Le mystère Phantom Thread
Paul Thomas Anderson aime créer des univers de toutes pièces avec ses profils psychologiques compliqués et ses situations sinueuses. Pas de facilité ni de raccourcis, les pièces du puzzle doivent être remises en place et le spectateur n’a que quelques pistes pour s’y retrouver. Phantom Thread ne déroge pas à la règle avec son personnage de couturier en plein noeud oedipien, écartelé entre une mère morte mais omniprésente, une soeur surprotectrice et une petite amie qui tente de trouver sa place. Le film sent légèrement la naphtaline des année 50 avec son ambiance vaporeuse et ses mines compassées. Le voyage dans le temps tient ses promesses pour peu que l’on accepte la poussière et les us d’un autre temps. Pour les autres, le temps semblera légèrement long…
Une plongée dans le temps
Daniel Day Lewis se fond une fois de plus dans la peau d’un personnage tout droit sorti de son imagination et jamais vu auparavant. Vieilli, rachitique et robotique, Reynolds Woodcock répète toutes ses journées sur le même rythme avec ses rituels immuables et son incessante exigence. Le Londres des années 50 sent bon l’Angleterre victorienne de la fin des années 1900 avec ses règles strictes et ses évidences que les années 60 n’ont pas encore remises en cause. Le personnage n’accepte la compagnie féminine qu’à dose comptée, idéalisant sa mère et se reposant sur sa soeur dénommée du sobriquet affectueux My Old So and So. Mais quand il s’éprend de la jeune et belle Alma (Vicky Krieps), Reynolds s’attend à ce qu’elle se fonde dans son univers, celui institué par sa mère et maintenu par sa soeur. L’époque change, les moeurs évoluent et le personnage d’Alma représente une vague qui va tout submerger sur son passage. Paul Thomas Anderson empreint tout son film d’une fine couche de vernis surannée. Poussière et naphtaline ressortent à l’écran jusqu’à piquer les narines et indisposer certain. La musique concourt à cette atmosphère de Rome Antique avec ses statues immobiles figées dans un temps infini. Le résultat est visuellement éblouissant mais le scénario très linéaire et la mise en scène pointilleuse à l’excès rend le film un peu lointain, se coupant des spectateurs pour s’installer dans une bulle de cendres pas encore retombées. Daniel Day Lewis s’évertue à créer son personnage mais sans l’intensité troublante de son personnage oscarisé dans There will be blood. Trop de raideur, trop de conventions et pas assez de bigger than life. L’exercice de style finit par ennuyer par sa sinueuse récurrence et la triplette de personnages ne parvient pas à captiver totalement, faute de variations.

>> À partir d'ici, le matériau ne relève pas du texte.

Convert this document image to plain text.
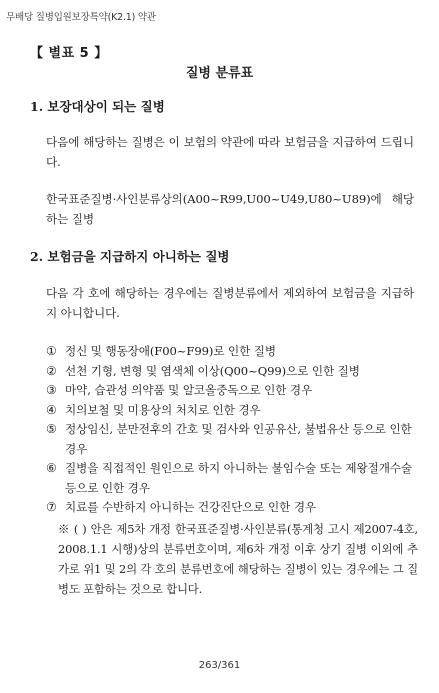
무배당 질병입원보장특약(K2.1) 약관
【 별표 5 】
질병 분류표
1. 보장대상이 되는 질병

다음에 해당하는 질병은 이 보험의 약관에 따라 보험금을 지급하여 드립니다.

한국표준질병·사인분류상의(A00~R99,U00~U49,U80~U89)에 해당하는 질병

2. 보험금을 지급하지 아니하는 질병

다음 각 호에 해당하는 경우에는 질병분류에서 제외하여 보험금을 지급하지 아니합니다.

① 정신 및 행동장애(F00~F99)로 인한 질병
② 선천 기형, 변형 및 염색체 이상(Q00~Q99)으로 인한 질병
③ 마약, 습관성 의약품 및 알코올중독으로 인한 경우
④ 치의보철 및 미용상의 처치로 인한 경우
⑤ 정상임신, 분만전후의 간호 및 검사와 인공유산, 불법유산 등으로 인한 경우
⑥ 질병을 직접적인 원인으로 하지 아니하는 불임수술 또는 제왕절개수술 등으로 인한 경우
⑦ 치료를 수반하지 아니하는 건강진단으로 인한 경우

※ ( ) 안은 제5차 개정 한국표준질병·사인분류(통계청 고시 제2007-4호, 2008.1.1 시행)상의 분류번호이며, 제6차 개정 이후 상기 질병 이외에 추가로 위1 및 2의 각 호의 분류번호에 해당하는 질병이 있는 경우에는 그 질병도 포함하는 것으로 합니다.

263/361
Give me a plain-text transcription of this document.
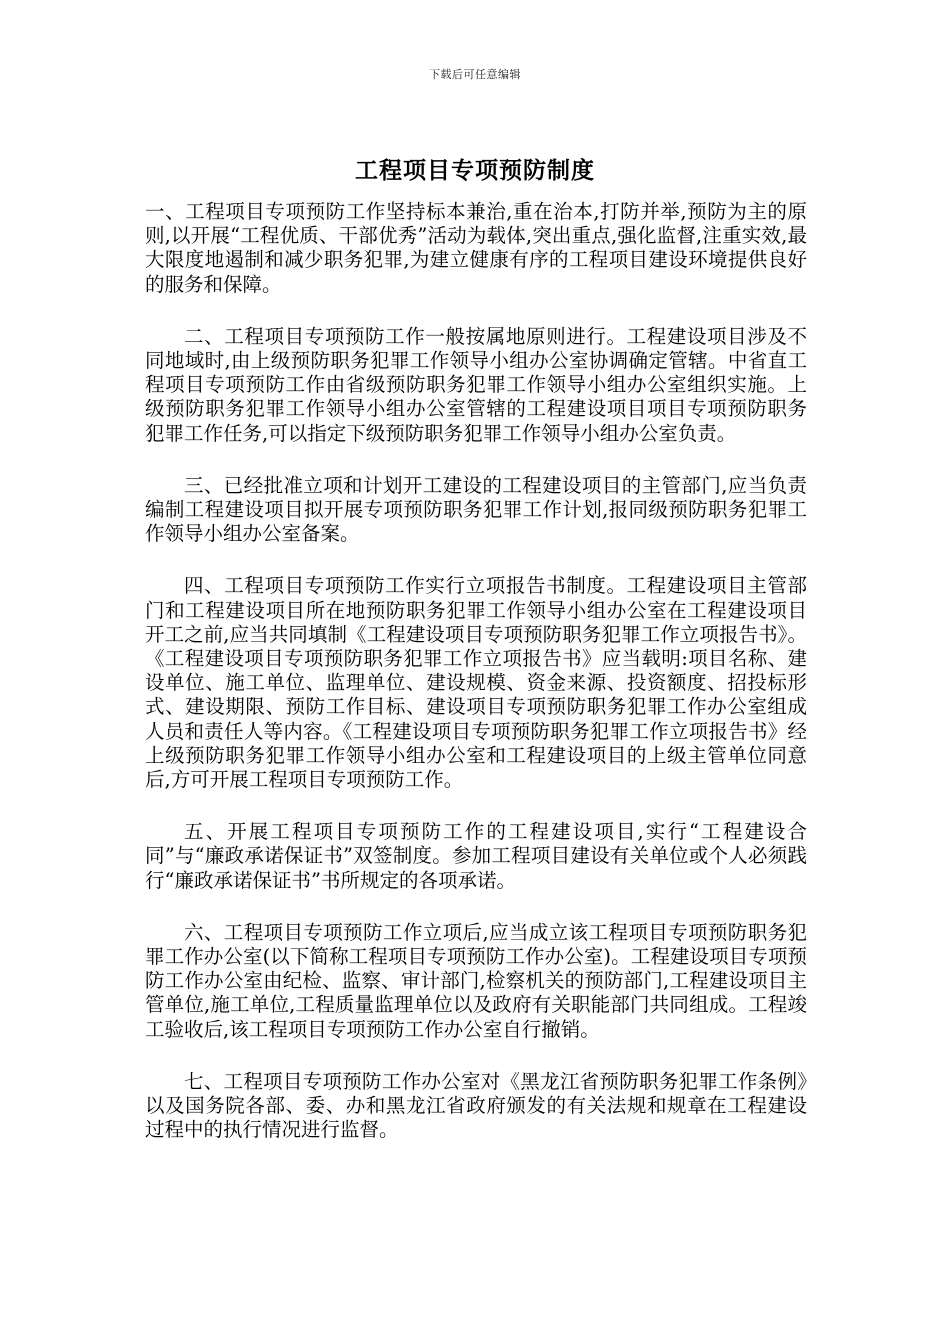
下载后可任意编辑
工程项目专项预防制度

一、工程项目专项预防工作坚持标本兼治,重在治本,打防并举,预防为主的原则,以开展“工程优质、干部优秀”活动为载体,突出重点,强化监督,注重实效,最大限度地遏制和减少职务犯罪,为建立健康有序的工程项目建设环境提供良好的服务和保障。

二、工程项目专项预防工作一般按属地原则进行。工程建设项目涉及不同地域时,由上级预防职务犯罪工作领导小组办公室协调确定管辖。中省直工程项目专项预防工作由省级预防职务犯罪工作领导小组办公室组织实施。上级预防职务犯罪工作领导小组办公室管辖的工程建设项目项目专项预防职务犯罪工作任务,可以指定下级预防职务犯罪工作领导小组办公室负责。

三、已经批准立项和计划开工建设的工程建设项目的主管部门,应当负责编制工程建设项目拟开展专项预防职务犯罪工作计划,报同级预防职务犯罪工作领导小组办公室备案。

四、工程项目专项预防工作实行立项报告书制度。工程建设项目主管部门和工程建设项目所在地预防职务犯罪工作领导小组办公室在工程建设项目开工之前,应当共同填制《工程建设项目专项预防职务犯罪工作立项报告书》。《工程建设项目专项预防职务犯罪工作立项报告书》应当载明:项目名称、建设单位、施工单位、监理单位、建设规模、资金来源、投资额度、招投标形式、建设期限、预防工作目标、建设项目专项预防职务犯罪工作办公室组成人员和责任人等内容。《工程建设项目专项预防职务犯罪工作立项报告书》经上级预防职务犯罪工作领导小组办公室和工程建设项目的上级主管单位同意后,方可开展工程项目专项预防工作。

五、开展工程项目专项预防工作的工程建设项目,实行“工程建设合同”与“廉政承诺保证书”双签制度。参加工程项目建设有关单位或个人必须践行“廉政承诺保证书”书所规定的各项承诺。

六、工程项目专项预防工作立项后,应当成立该工程项目专项预防职务犯罪工作办公室(以下简称工程项目专项预防工作办公室)。工程建设项目专项预防工作办公室由纪检、监察、审计部门,检察机关的预防部门,工程建设项目主管单位,施工单位,工程质量监理单位以及政府有关职能部门共同组成。工程竣工验收后,该工程项目专项预防工作办公室自行撤销。

七、工程项目专项预防工作办公室对《黑龙江省预防职务犯罪工作条例》以及国务院各部、委、办和黑龙江省政府颁发的有关法规和规章在工程建设过程中的执行情况进行监督。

Phantom Thread est aussi compassé que son affiche est stylisée. Richesse et opulence semblent un tombeau dans lequel sont irrémédiablement enfermés des personnages qui s’inventent des rituels pour exister. Sadomasochisme et relations de servitude évoluent tout au long du film mais sans vraiment toucher.
Dans le Londres des années 50, juste après la guerre, le couturier de renom Reynolds Woodcock et sa soeur Cyril règnent sur le monde de la mode anglaise. Ils habillent aussi bien les familles royales que les stars de cinéma, les riches héritières ou le gratin de la haute société avec le style inimitable de la maison Woodcock. Les femmes vont et viennent dans la vie de ce célibataire aussi célèbre qu’endurci, lui servant à la fois de muses et de compagnes jusqu’au jour où la jeune et très déterminée Alma ne les supplante toutes pour y prendre une place centrale. Mais cet amour va bouleverser une routine jusque-là ordonnée et organisée au millimètre près.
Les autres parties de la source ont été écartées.